A biologia mostra-nos até que ponto a espécie humana está enraizada na natureza. Seria, aliás, prova de um limitado espírito científico, imaginar que por alguma razão misteriosa o homem não obedecia, no que ele tem de comum com os outros animais, às leis que regem a totalidade dos seres vivos. Como podemos ver, as observações que se podem fazer a propósito da sociedade e do mundo dos seres vivos, não estão particularmente orientadas no mesmo sentido das ideias de Rousseau. Estão em completa contradição com elas.

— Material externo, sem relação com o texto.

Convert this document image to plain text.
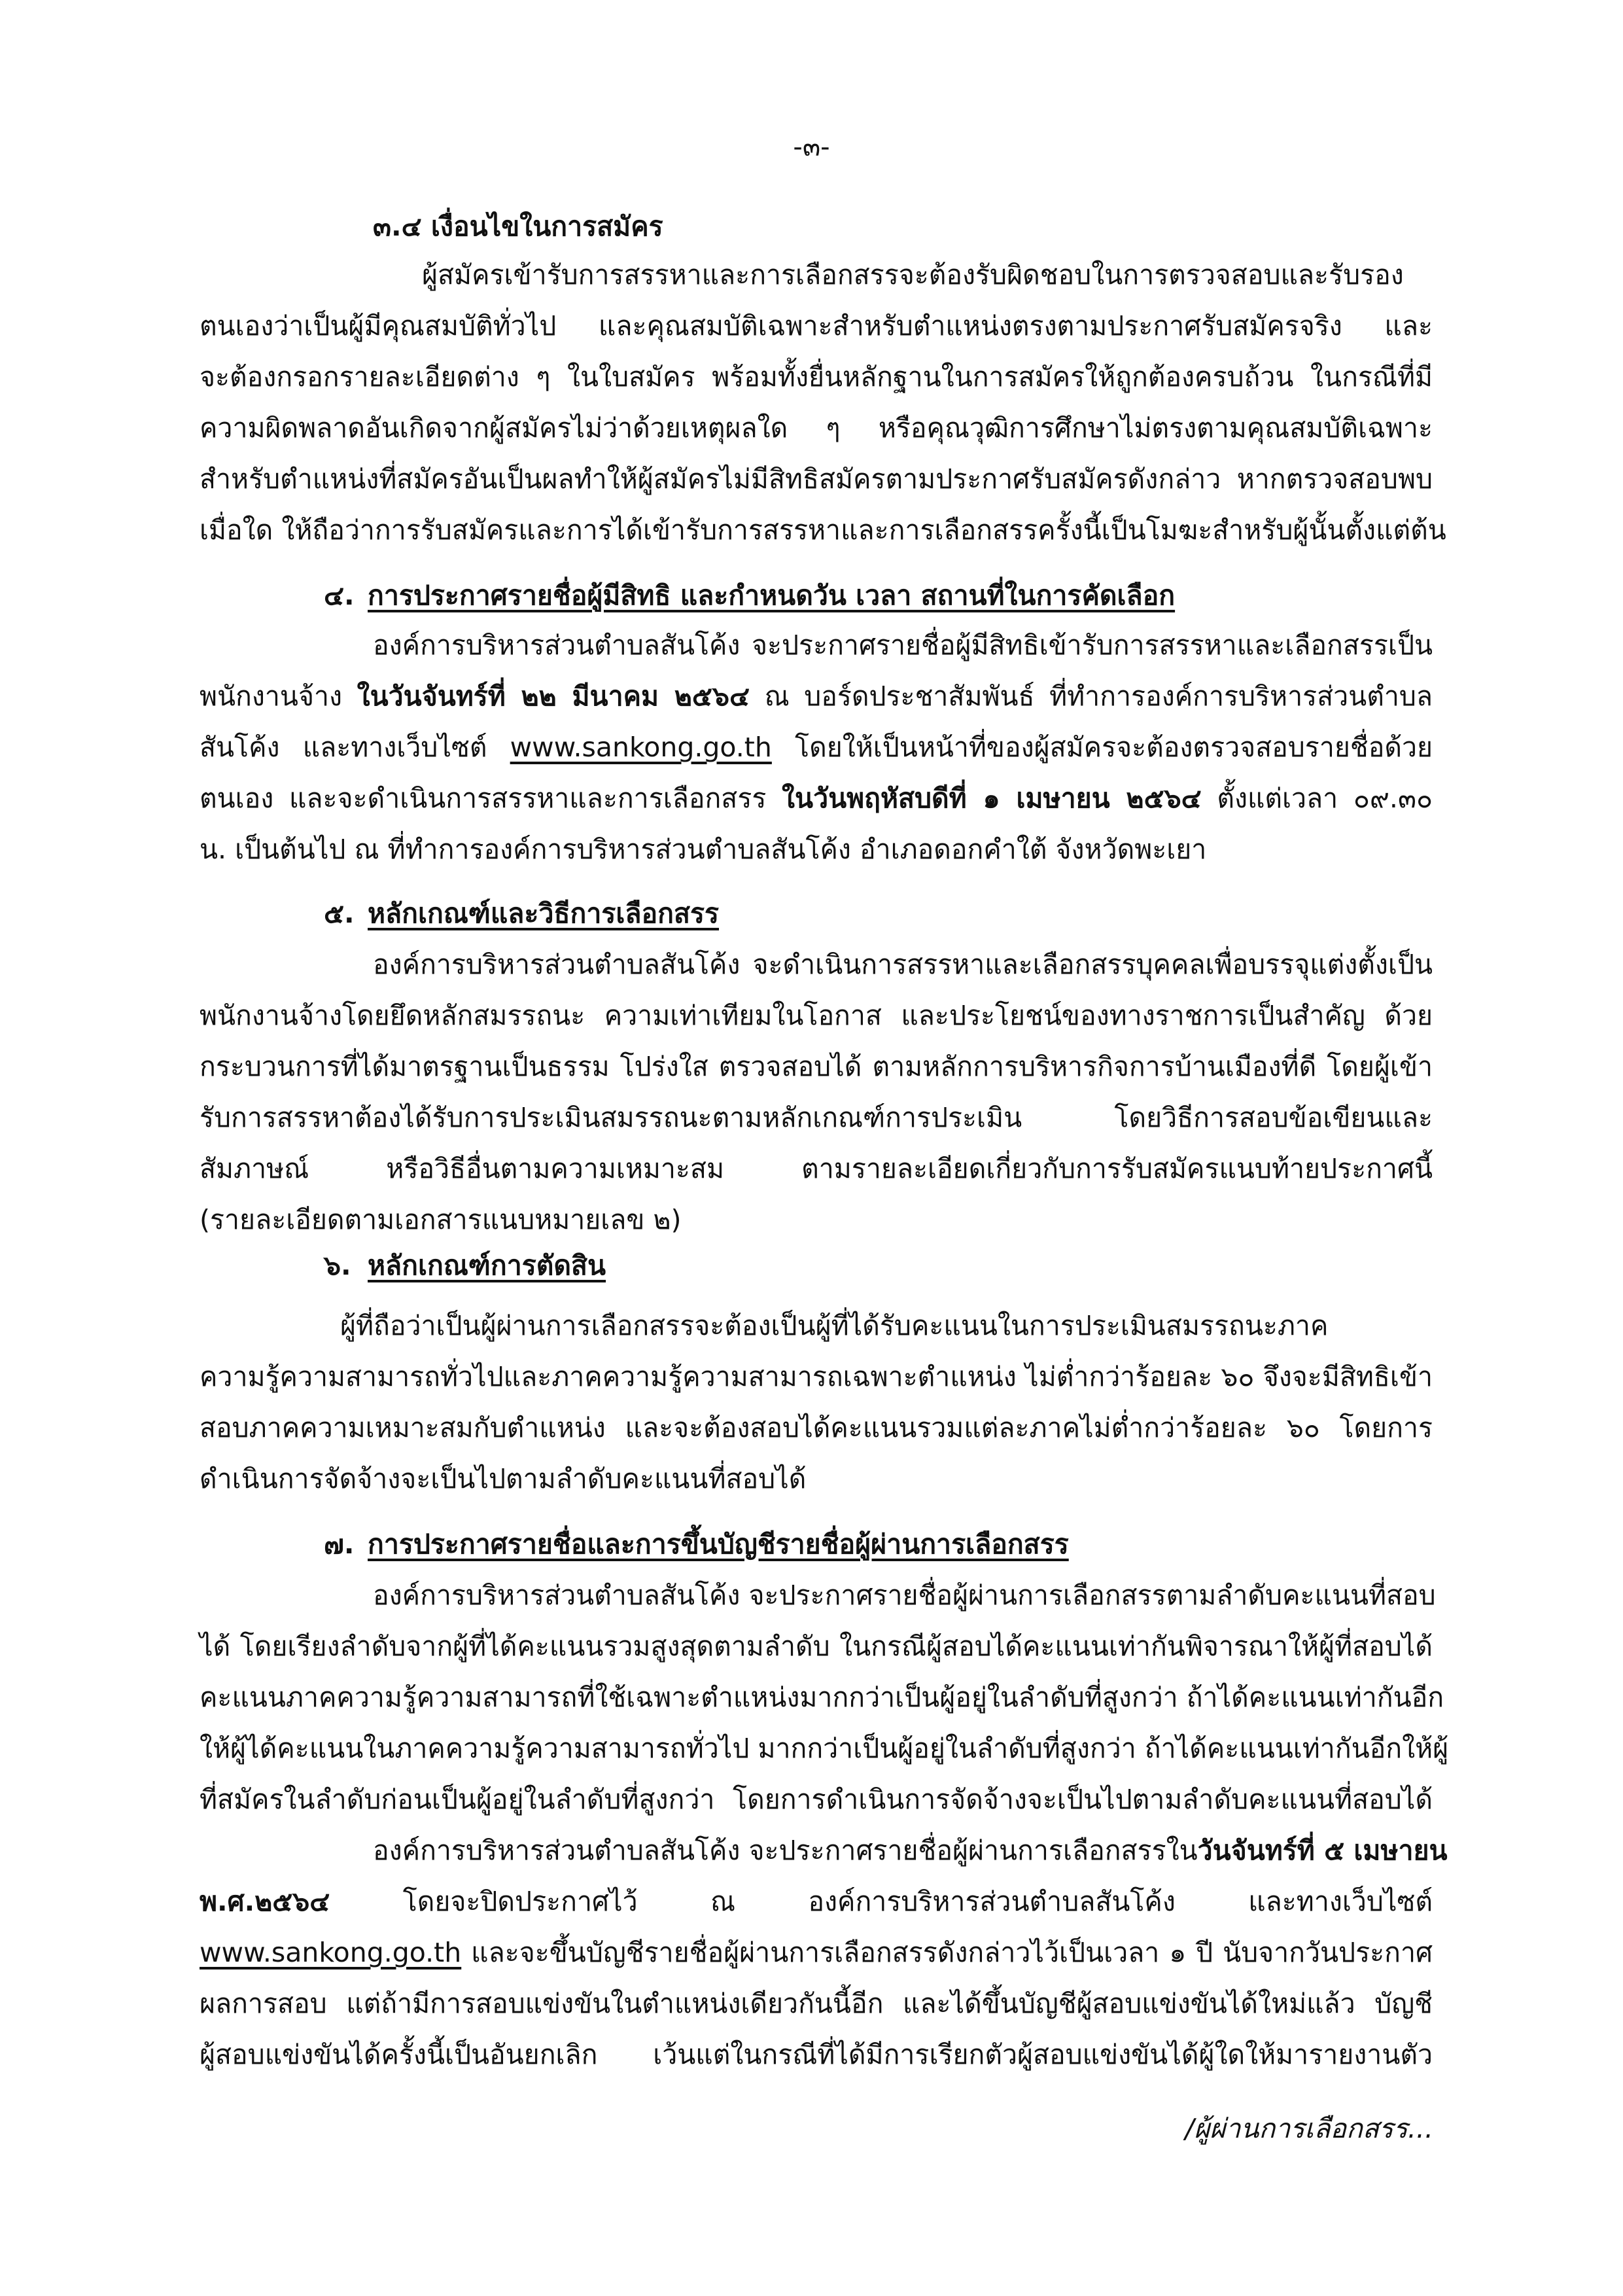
-๓-
๓.๔ เงื่อนไขในการสมัคร
ผู้สมัครเข้ารับการสรรหาและการเลือกสรรจะต้องรับผิดชอบในการตรวจสอบและรับรอง
ตนเองว่าเป็นผู้มีคุณสมบัติทั่วไป และคุณสมบัติเฉพาะสำหรับตำแหน่งตรงตามประกาศรับสมัครจริง และ
จะต้องกรอกรายละเอียดต่าง ๆ ในใบสมัคร พร้อมทั้งยื่นหลักฐานในการสมัครให้ถูกต้องครบถ้วน ในกรณีที่มี
ความผิดพลาดอันเกิดจากผู้สมัครไม่ว่าด้วยเหตุผลใด ๆ หรือคุณวุฒิการศึกษาไม่ตรงตามคุณสมบัติเฉพาะ
สำหรับตำแหน่งที่สมัครอันเป็นผลทำให้ผู้สมัครไม่มีสิทธิสมัครตามประกาศรับสมัครดังกล่าว หากตรวจสอบพบ
เมื่อใด ให้ถือว่าการรับสมัครและการได้เข้ารับการสรรหาและการเลือกสรรครั้งนี้เป็นโมฆะสำหรับผู้นั้นตั้งแต่ต้น
๔. การประกาศรายชื่อผู้มีสิทธิ และกำหนดวัน เวลา สถานที่ในการคัดเลือก
องค์การบริหารส่วนตำบลสันโค้ง จะประกาศรายชื่อผู้มีสิทธิเข้ารับการสรรหาและเลือกสรรเป็น
พนักงานจ้าง ในวันจันทร์ที่ ๒๒ มีนาคม ๒๕๖๔ ณ บอร์ดประชาสัมพันธ์ ที่ทำการองค์การบริหารส่วนตำบล
สันโค้ง และทางเว็บไซต์ www.sankong.go.th โดยให้เป็นหน้าที่ของผู้สมัครจะต้องตรวจสอบรายชื่อด้วย
ตนเอง และจะดำเนินการสรรหาและการเลือกสรร ในวันพฤหัสบดีที่ ๑ เมษายน ๒๕๖๔ ตั้งแต่เวลา ๐๙.๓๐
น. เป็นต้นไป ณ ที่ทำการองค์การบริหารส่วนตำบลสันโค้ง อำเภอดอกคำใต้ จังหวัดพะเยา
๕. หลักเกณฑ์และวิธีการเลือกสรร
องค์การบริหารส่วนตำบลสันโค้ง จะดำเนินการสรรหาและเลือกสรรบุคคลเพื่อบรรจุแต่งตั้งเป็น
พนักงานจ้างโดยยึดหลักสมรรถนะ ความเท่าเทียมในโอกาส และประโยชน์ของทางราชการเป็นสำคัญ ด้วย
กระบวนการที่ได้มาตรฐานเป็นธรรม โปร่งใส ตรวจสอบได้ ตามหลักการบริหารกิจการบ้านเมืองที่ดี โดยผู้เข้า
รับการสรรหาต้องได้รับการประเมินสมรรถนะตามหลักเกณฑ์การประเมิน โดยวิธีการสอบข้อเขียนและ
สัมภาษณ์ หรือวิธีอื่นตามความเหมาะสม ตามรายละเอียดเกี่ยวกับการรับสมัครแนบท้ายประกาศนี้
(รายละเอียดตามเอกสารแนบหมายเลข ๒)
๖. หลักเกณฑ์การตัดสิน
ผู้ที่ถือว่าเป็นผู้ผ่านการเลือกสรรจะต้องเป็นผู้ที่ได้รับคะแนนในการประเมินสมรรถนะภาค
ความรู้ความสามารถทั่วไปและภาคความรู้ความสามารถเฉพาะตำแหน่ง ไม่ต่ำกว่าร้อยละ ๖๐ จึงจะมีสิทธิเข้า
สอบภาคความเหมาะสมกับตำแหน่ง และจะต้องสอบได้คะแนนรวมแต่ละภาคไม่ต่ำกว่าร้อยละ ๖๐ โดยการ
ดำเนินการจัดจ้างจะเป็นไปตามลำดับคะแนนที่สอบได้
๗. การประกาศรายชื่อและการขึ้นบัญชีรายชื่อผู้ผ่านการเลือกสรร
องค์การบริหารส่วนตำบลสันโค้ง จะประกาศรายชื่อผู้ผ่านการเลือกสรรตามลำดับคะแนนที่สอบ
ได้ โดยเรียงลำดับจากผู้ที่ได้คะแนนรวมสูงสุดตามลำดับ ในกรณีผู้สอบได้คะแนนเท่ากันพิจารณาให้ผู้ที่สอบได้
คะแนนภาคความรู้ความสามารถที่ใช้เฉพาะตำแหน่งมากกว่าเป็นผู้อยู่ในลำดับที่สูงกว่า ถ้าได้คะแนนเท่ากันอีก
ให้ผู้ได้คะแนนในภาคความรู้ความสามารถทั่วไป มากกว่าเป็นผู้อยู่ในลำดับที่สูงกว่า ถ้าได้คะแนนเท่ากันอีกให้ผู้
ที่สมัครในลำดับก่อนเป็นผู้อยู่ในลำดับที่สูงกว่า โดยการดำเนินการจัดจ้างจะเป็นไปตามลำดับคะแนนที่สอบได้
องค์การบริหารส่วนตำบลสันโค้ง จะประกาศรายชื่อผู้ผ่านการเลือกสรรในวันจันทร์ที่ ๕ เมษายน
พ.ศ.๒๕๖๔ โดยจะปิดประกาศไว้ ณ องค์การบริหารส่วนตำบลสันโค้ง และทางเว็บไซต์
www.sankong.go.th และจะขึ้นบัญชีรายชื่อผู้ผ่านการเลือกสรรดังกล่าวไว้เป็นเวลา ๑ ปี นับจากวันประกาศ
ผลการสอบ แต่ถ้ามีการสอบแข่งขันในตำแหน่งเดียวกันนี้อีก และได้ขึ้นบัญชีผู้สอบแข่งขันได้ใหม่แล้ว บัญชี
ผู้สอบแข่งขันได้ครั้งนี้เป็นอันยกเลิก เว้นแต่ในกรณีที่ได้มีการเรียกตัวผู้สอบแข่งขันได้ผู้ใดให้มารายงานตัว
/ผู้ผ่านการเลือกสรร...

Mas queria dizer-vos ainda algumas palavras a propósito do território. Nos animais o território é exactamente equivalente à propriedade nos seres humanos. Pode ser ocupado por um indivíduo, um casal, uma família, um grupo. Em qualquer dos casos define-se como uma extensão de terreno à qual o seu, ou os seus proprietários, consideram como sua pertença, e que defendem contra as passagens ou intromissões de indivíduos ou de grupos estranhos.

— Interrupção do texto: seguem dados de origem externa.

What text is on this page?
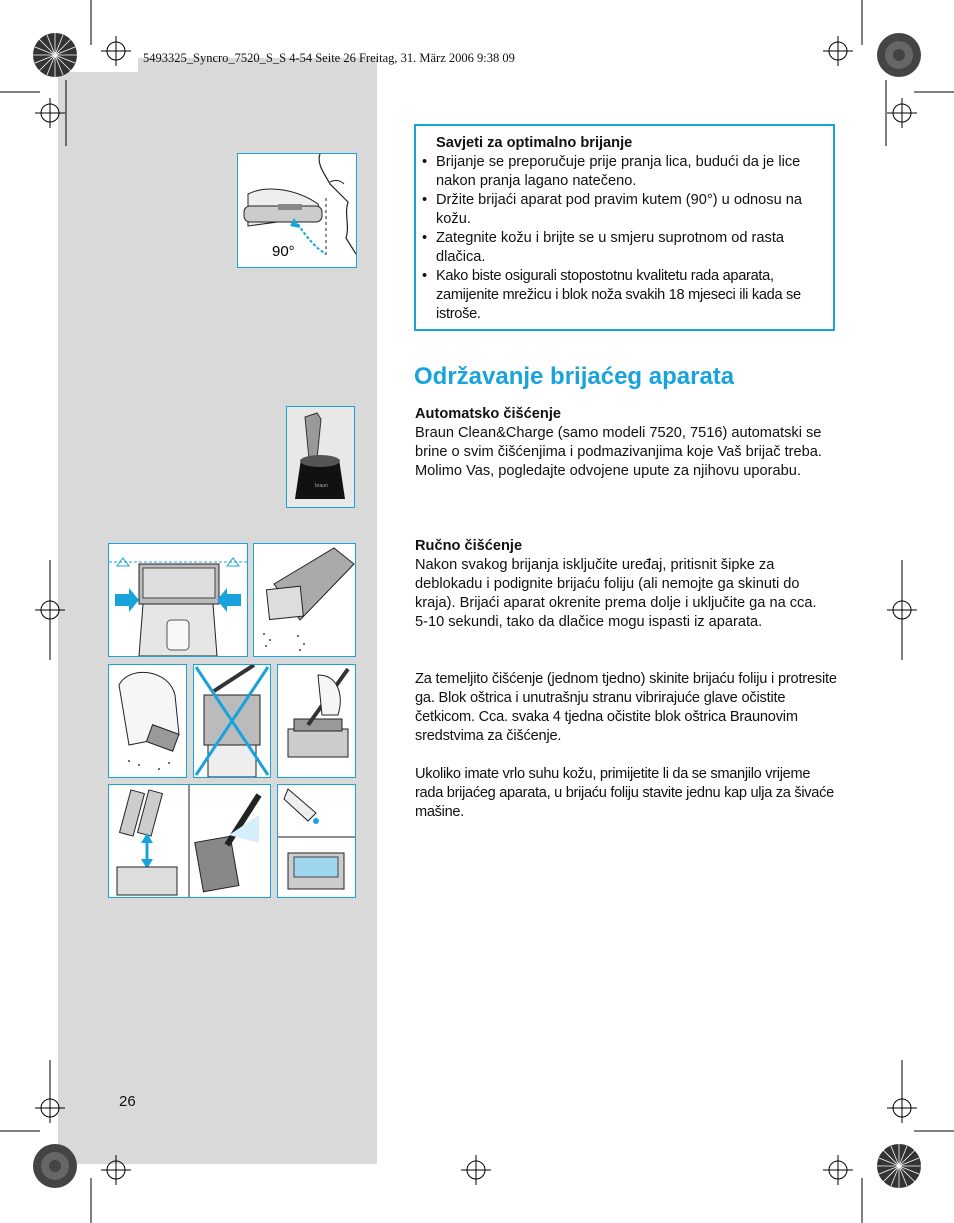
5493325_Syncro_7520_S_S 4-54 Seite 26 Freitag, 31. März 2006 9:38 09
90°
braun
Savjeti za optimalno brijanje
• Brijanje se preporučuje prije pranja lica, budući da je lice nakon pranja lagano natečeno.
• Držite brijaći aparat pod pravim kutem (90°) u odnosu na kožu.
• Zategnite kožu i brijte se u smjeru suprotnom od rasta dlačica.
• Kako biste osigurali stopostotnu kvalitetu rada aparata, zamijenite mrežicu i blok noža svakih 18 mjeseci ili kada se istroše.
Održavanje brijaćeg aparata
Automatsko čišćenje

Braun Clean&Charge (samo modeli 7520, 7516) automatski se brine o svim čišćenjima i podmazivanjima koje Vaš brijač treba. Molimo Vas, pogledajte odvojene upute za njihovu uporabu.

Ručno čišćenje

Nakon svakog brijanja isključite uređaj, pritisnit šipke za deblokadu i podignite brijaću foliju (ali nemojte ga skinuti do kraja). Brijaći aparat okrenite prema dolje i uključite ga na cca. 5-10 sekundi, tako da dlačice mogu ispasti iz aparata.

Za temeljito čišćenje (jednom tjedno) skinite brijaću foliju i protresite ga. Blok oštrica i unutrašnju stranu vibrirajuće glave očistite četkicom. Cca. svaka 4 tjedna očistite blok oštrica Braunovim sredstvima za čišćenje.

Ukoliko imate vrlo suhu kožu, primijetite li da se smanjilo vrijeme rada brijaćeg aparata, u brijaću foliju stavite jednu kap ulja za šivaće mašine.

26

A noção de território e o instinto que a ele se prende (o instinto territorial) foram descobertos em 1920 por um ornitólogo britânico chamado Eliot Howard. Tendo ficado muito tempo ignorado, este princípio foi sendo, no entanto, progressivamente aceite pela maior parte dos biólogos. Só foi, contudo, objecto de importantes discussões desde a saída do meu livro intitulado O Imperativo Territorial. Simultaneamente, depois de Howard (cujos trabalhos se debruçavam exclusivamente sobre pássaros) outros cientistas verificaram a realidade deste princípio em muitas outras espécies animais, fossem lagartos ou peixes, macacos ou cães, em suma, por oposição aos insectos, em quase todos os vertebrados. Sustento, por minha parte, que o território é igualmente uma noção humana, que nós somos uma espécie territorial. Esta afirmação foi, claro está, vivamente discutida, porque trazia consigo um debate que abrangia o domínio reservado por excelência. Opõe-se, voluntariamente o reconheço, a certas convicções filosóficas ou metafísicas. Mas os factos são inflexíveis. Por isso, a oposição com a qual fui esbarrar, não era tanto uma oposição científica (para todo o biólogo se torna evidente que o homem é dotado de um instinto territorial) mas político-filosófica. A demonstrar que certas leis animais se aplicam também ao homem, ao sublinhar que o homem não escapa à lei natural que rege, como já disse, a totalidade dos seres vivos, melindrei frontalmente as ideologias românticas que decorrem das teorias de Rousseau.

Robert Ardrey in revista «Futuro Presente», Janeiro-Fevereiro de 1983.